Pierre François Lacenaire, o poeta do crime

(Representação visual gerada pela IA Leonardo)

A França experimentava uma situação conturbada após a revolução e o período napoleônico, pois as instabilidades na política e a continuada situação de desigualdade social durante o início do processo de industrialização ocasionaram também fatores favoráveis para o aumento da criminalidade nos centros urbanos, principalmente na capital do país. Para lidar com o problema criminal, medidas foram adotadas como a criação de métodos investigativos e especialização policial através das inovações introduzidas pelo detetive Eugène-François Vidocq. Além disso, o sistema punitivo era baseado numa legislação severa e numa lógica que privilegiava o confinamento de criminosos em cadeias insalubres ou a aplicação de execuções públicas na infame guilhotina. Apesar de toda a repressão, algumas pessoas também sentiam uma certa atração pela vida criminosa e Pierre François Lacenaire foi uma delas.

A história de Lacenaire começou em 1803, com seu nascimento em Lyon.
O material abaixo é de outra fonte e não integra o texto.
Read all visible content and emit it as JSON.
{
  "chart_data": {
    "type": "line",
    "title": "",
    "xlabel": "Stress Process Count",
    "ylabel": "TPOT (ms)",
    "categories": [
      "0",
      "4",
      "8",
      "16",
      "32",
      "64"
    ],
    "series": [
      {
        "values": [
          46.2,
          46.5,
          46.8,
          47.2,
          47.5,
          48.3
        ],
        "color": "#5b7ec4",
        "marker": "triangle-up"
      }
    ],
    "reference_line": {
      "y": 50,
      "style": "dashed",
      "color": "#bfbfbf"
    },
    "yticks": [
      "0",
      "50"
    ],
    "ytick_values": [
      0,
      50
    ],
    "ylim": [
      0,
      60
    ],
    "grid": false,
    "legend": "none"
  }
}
Apesar das boas condições de sua família, pois seu pai, Jean-Baptiste Lacenaire, era um próspero comerciante, sua mãe, Marguerite Gaillard, o rejeitou desde o início e isso afetou seriamente a formação de sua personalidade e as escolhas que tomou no decorrer da vida. A relação tensa com a família não impediu que ele se destacasse academicamente, pois seu desempenho como estudante foi notável e seus dons literários e desenvoltura na eloquência eram elevados.

Em 1822 ele começou a trabalhar como notário e depois arranjou emprego num banco, mas abandonou o serviço convicto de que a burocracia não era para ele. Em 1825 foi embora para Paris e resolveu se dedicar à literatura, chegando a publicar poemas e artigos, porém não obteve sucesso, reconhecimento ou dinheiro como escritor. No ano seguinte decidiu se alistar e desertou logo em seguida, voltando para Lyon, onde iniciou sua vida de criminoso.

Sua atuação no crime começou com pequenos delitos envolvendo falsificação e furtos, que acabaram rendendo várias detenções até ir parar na prisão, onde sua perícia nos atos ilícitos foi aprimorada. Lacenaire conheceu muitos condenados que ajudaram a ampliar sua perspectiva criminosa e ampliaram sua rede de contatos no submundo, pois alguns viraram seus comparsas em novos crimes. Estas interações foram tão marcantes que ele chegou a dizer que a cadeia foi sua “universidade do crime”. Ele era um bandido ainda mais hábil quando saiu da cadeia e suas ações também passaram a ser mais graves.

Lacenaire passou a escolher suas vítimas a partir de critérios objetivos, considerando aspectos como vulnerabilidade e possibilidades de ganhos decorrentes de suas abordagens. Os golpes e furtos de resultados modestos já não bastavam e ele agregou a violência aos seus métodos, associado a meliantes vis e dispostos a qualquer coisa para consumar seus crimes.

Um de seus mais notáveis crimes foi um duplo assassinato, que vitimou o ex-companheiro de cadeia Jean-François Chardon e sua mãe, ocorrido em dezembro de 1834. O caso foi motivado pela ambição de roubar o conhecido falsário supondo que ele possuía uma boa quantidade de dinheiro escondido em casa, mas na ocasião da consumação do crime, após o assassinato de Chardon, que era um homossexual marginalizado, foi descoberto que ele não tinha nenhuma fortuna escondida. Para piorar a situação, a mãe idosa da vítima estava em casa e acabou sendo morta por sufocamento para evitar que ela denunciasse. Depois desse crime brutal, Lacenaire voltou aos golpes e fraudes, mas não conseguiu executar nenhuma grande proeza criminosa. Enquanto isso, as investigações sobre os assassinatos de Jean-François Chardon e da senhora idosa acabaram apontando sua participação e ele acabou preso e julgado pelas mortes e por vários delitos contra instituições bancárias.

Durante o julgamento, Lacenaire recorreu a uma ousada estratégia de defesa, justificando que ele era uma vítima das condições de desigualdade e alegando que seus malfeitos foram modos de protesto contra uma sociedade corrompida. Sua performance no tribunal foi teatral, eloquente e apelativa, explorando sua veia literária na apresentação dos argumentos de defesa, embora ele não tenha demonstrado qualquer arrependimento pelos crimes praticados.
A desenvoltura de sua presença no tribunal chamou a atenção da imprensa e até gerou admiradores e sua personalidade extravagante até inspirou Fyodor Dostoiévski a desenvolver o personagem Raskólnikov na obra “Crime e Castigo”.

Nada disso foi suficiente para sensibilizar o júri e ele acabou sendo condenado à morte na guilhotina. A execução ocorreu em janeiro de 1836, quando ele tinha 32 anos de idade.